Но в белых сапогах, эстонец, вскинул руку на прицел и выстрелил. Мокрин торнулся носом в ноги старику и захрипел.
Старик сделал шаг, назад, скосил подлые глаза и хладнокровно:
- Не задерживайт... Раздевайсь. А то всем в лоб пуля. Не здохнешь, как собак, уйдешь вшивый Россия свой. Вот бери одежу... - он запустил руки, как вилы, в сани и выбросил на снег кучу грязнейших лохмотьев.
Маскарад был кончен, грабители уехали. Кучка неузнаваемых бродяг, переодетых в ледяное рубище и рвань, наскоро простилась с оголенным трупом Мокрина и еле потащила свои ноги. Сидоров положил на волосатую грудь убитого свой нательный образок, пошептал, покивал над трупом головой и догоняет беглецов. На скуластом лице его мрак, но в заплаканных глазах благодать и радость.

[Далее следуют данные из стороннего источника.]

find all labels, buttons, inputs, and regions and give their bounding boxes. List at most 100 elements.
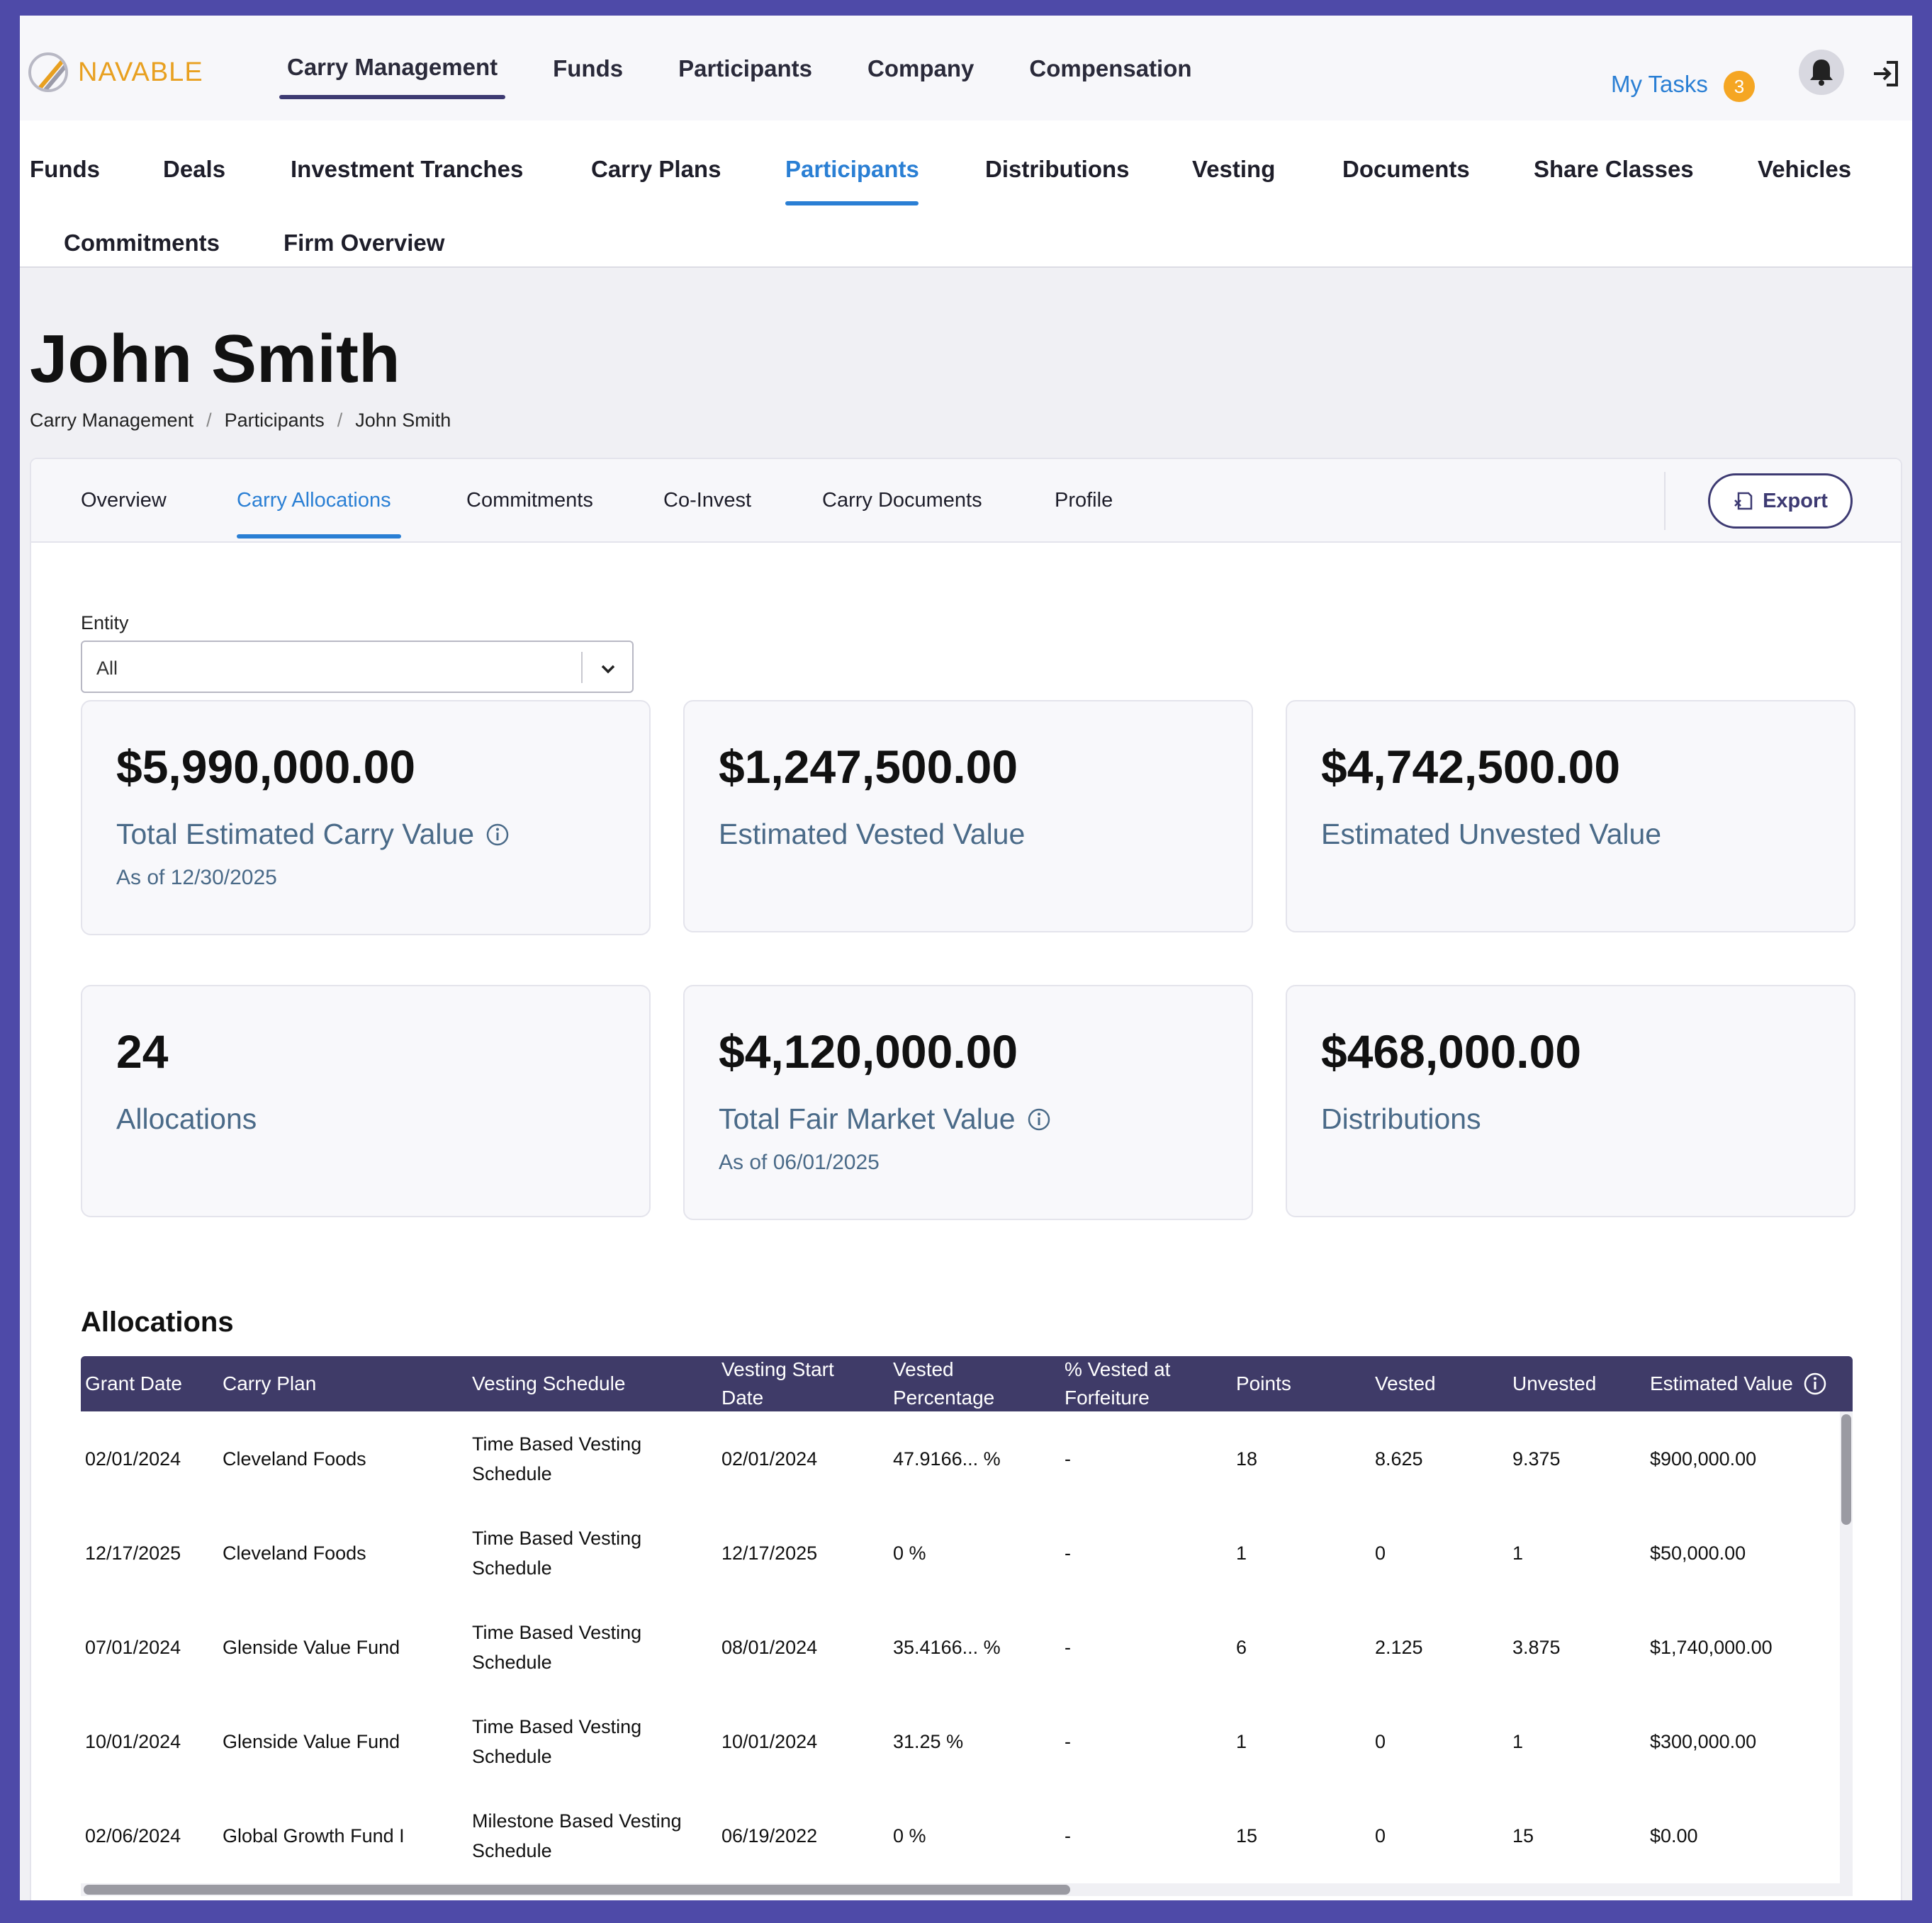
cell-vested-at-forfeiture: - [1065,1730,1071,1752]
top-nav-compensation[interactable]: Compensation [1029,55,1192,81]
vertical-scrollbar-track[interactable] [1840,1411,1853,1893]
tab-commitments[interactable]: Commitments [466,489,593,512]
cell-vesting-start-date: 12/17/2025 [721,1542,818,1564]
info-icon[interactable] [1803,1372,1827,1396]
subnav-deals[interactable]: Deals [163,156,226,182]
breadcrumb-current: John Smith [355,410,451,431]
subnav-carry-plans[interactable]: Carry Plans [591,156,721,182]
column-header-vesting-start-date[interactable]: Vesting Start Date [721,1358,834,1409]
table-header: Grant Date Carry Plan Vesting Schedule V… [81,1356,1853,1411]
subnav-firm-overview[interactable]: Firm Overview [283,230,445,256]
column-header-vested-at-forfeiture[interactable]: % Vested at Forfeiture [1065,1358,1171,1409]
column-header-vested[interactable]: Vested [1375,1372,1436,1394]
cell-points: 6 [1236,1636,1247,1658]
subnav-vesting[interactable]: Vesting [1192,156,1276,182]
cell-points: 15 [1236,1825,1258,1846]
top-nav-funds[interactable]: Funds [553,55,624,81]
info-icon[interactable] [485,823,510,847]
logout-icon[interactable] [1871,60,1899,88]
subnav-participants[interactable]: Participants [785,156,919,182]
chevron-down-icon[interactable] [598,659,618,679]
card-value: $4,120,000.00 [719,1025,1018,1078]
my-tasks-link[interactable]: My Tasks [1611,71,1708,97]
column-header-vesting-schedule[interactable]: Vesting Schedule [472,1372,626,1394]
breadcrumb: Carry Management / Participants / John S… [30,410,451,432]
subnav-documents[interactable]: Documents [1342,156,1470,182]
breadcrumb-participants[interactable]: Participants [224,410,325,431]
cell-vesting-start-date: 02/01/2024 [721,1448,818,1470]
vertical-scrollbar-thumb[interactable] [1841,1414,1851,1525]
cell-vesting-schedule: Time Based Vesting Schedule [472,1715,642,1767]
table-row[interactable]: 12/17/2025 Cleveland Foods Time Based Vest… [81,1506,1831,1600]
export-label: Export [1763,489,1828,512]
cell-estimated-value: $300,000.00 [1650,1730,1757,1752]
top-nav-participants[interactable]: Participants [678,55,812,81]
cell-vested: 0 [1375,1730,1386,1752]
subnav-investment-tranches[interactable]: Investment Tranches [291,156,524,182]
cell-estimated-value: $900,000.00 [1650,1448,1757,1470]
horizontal-scrollbar-thumb[interactable] [84,1885,1070,1895]
breadcrumb-carry-management[interactable]: Carry Management [30,410,194,431]
cell-vested-percentage: 0 % [893,1825,926,1846]
column-header-grant-date[interactable]: Grant Date [85,1372,182,1394]
tabs-bar: Overview Carry Allocations Commitments C… [31,459,1901,543]
cell-vested-at-forfeiture: - [1065,1636,1071,1658]
cell-grant-date: 02/06/2024 [85,1825,181,1846]
page-title: John Smith [30,321,400,397]
tab-overview[interactable]: Overview [81,489,167,512]
table-row[interactable]: 02/01/2024 Cleveland Foods Time Based Vest… [81,1411,1831,1506]
card-value: $1,247,500.00 [719,740,1018,793]
export-button[interactable]: Export [1708,473,1853,529]
column-header-estimated-value[interactable]: Estimated Value [1650,1356,1827,1411]
cell-points: 1 [1236,1730,1247,1752]
subnav-funds[interactable]: Funds [30,156,100,182]
notifications-button[interactable] [1799,50,1844,95]
cell-unvested: 3.875 [1512,1636,1561,1658]
cell-vested-percentage: 0 % [893,1542,926,1564]
tab-active-indicator [237,534,401,538]
cell-points: 18 [1236,1448,1258,1470]
tabs-divider [1664,472,1666,530]
table-row[interactable]: 02/06/2024 Global Growth Fund I Milestone … [81,1788,1831,1883]
top-nav-carry-management[interactable]: Carry Management [259,16,525,120]
cell-vested: 0 [1375,1542,1386,1564]
tab-carry-documents[interactable]: Carry Documents [822,489,982,512]
cell-vesting-start-date: 06/19/2022 [721,1825,818,1846]
subnav-commitments[interactable]: Commitments [64,230,220,256]
card-as-of-date: As of 06/01/2025 [719,1151,880,1174]
cell-unvested: 1 [1512,1542,1524,1564]
info-icon[interactable] [1027,1107,1051,1132]
top-nav-company[interactable]: Company [867,55,975,81]
card-label: Total Estimated Carry Value [116,818,510,851]
card-label-text: Total Estimated Carry Value [116,818,475,850]
cell-carry-plan: Glenside Value Fund [223,1636,400,1658]
table-row[interactable]: 07/01/2024 Glenside Value Fund Time Based … [81,1600,1831,1694]
table-row[interactable]: 10/01/2024 Glenside Value Fund Time Based … [81,1694,1831,1788]
cell-carry-plan: Glenside Value Fund [223,1730,400,1752]
tab-co-invest[interactable]: Co-Invest [663,489,752,512]
cell-points: 1 [1236,1542,1247,1564]
app-window: NAVABLE Carry Management Funds Participa… [20,16,1912,1900]
tab-carry-allocations[interactable]: Carry Allocations [237,489,391,512]
column-header-unvested[interactable]: Unvested [1512,1372,1597,1394]
cell-vesting-schedule: Time Based Vesting Schedule [472,1433,642,1484]
entity-select[interactable]: All [81,641,634,693]
card-estimated-unvested-value: $4,742,500.00 Estimated Unvested Value [1286,700,1855,932]
cell-unvested: 1 [1512,1730,1524,1752]
allocations-title: Allocations [81,1307,234,1338]
logo[interactable]: NAVABLE [28,52,203,92]
cell-unvested: 9.375 [1512,1448,1561,1470]
card-label: Distributions [1321,1103,1481,1135]
card-as-of-date: As of 12/30/2025 [116,866,277,889]
column-header-points[interactable]: Points [1236,1372,1291,1394]
column-header-carry-plan[interactable]: Carry Plan [223,1372,317,1394]
column-header-vested-percentage[interactable]: Vested Percentage [893,1358,995,1409]
cell-estimated-value: $1,740,000.00 [1650,1636,1773,1658]
card-label: Total Fair Market Value [719,1103,1051,1136]
subnav-distributions[interactable]: Distributions [985,156,1130,182]
tab-profile[interactable]: Profile [1055,489,1113,512]
cell-vested-at-forfeiture: - [1065,1448,1071,1470]
cell-vesting-start-date: 10/01/2024 [721,1730,818,1752]
subnav-share-classes[interactable]: Share Classes [1534,156,1694,182]
subnav-vehicles[interactable]: Vehicles [1758,156,1852,182]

Николай закутан в рваный летний зипунишко, на ногах хлябают дырявые башмаки. Он глядит на ходу под ноги, в порозовевший предзакатный снег. На снегу плывет труп Мокрина: лицо мертвеца в злобе, зрачки ушли под лоб, глаза мигают льдом. Николай отводит взор в сторону, труп быстро перемещается туда же. Николай говорит Сидорову:
- Никак не могу отделаться... Эта смерть страшней смерти поручика Баранова. А я Мокрина до от'езда никогда не видал. Почему это? Сидоров? А?
Но с ним не Сидоров, с ним обмотанная тряпьем бабища, ее голова повязана, как шалью, грязной рванью.
- Это я, Коля... - раздается бабий, хныкающий голос Павла Федосеича.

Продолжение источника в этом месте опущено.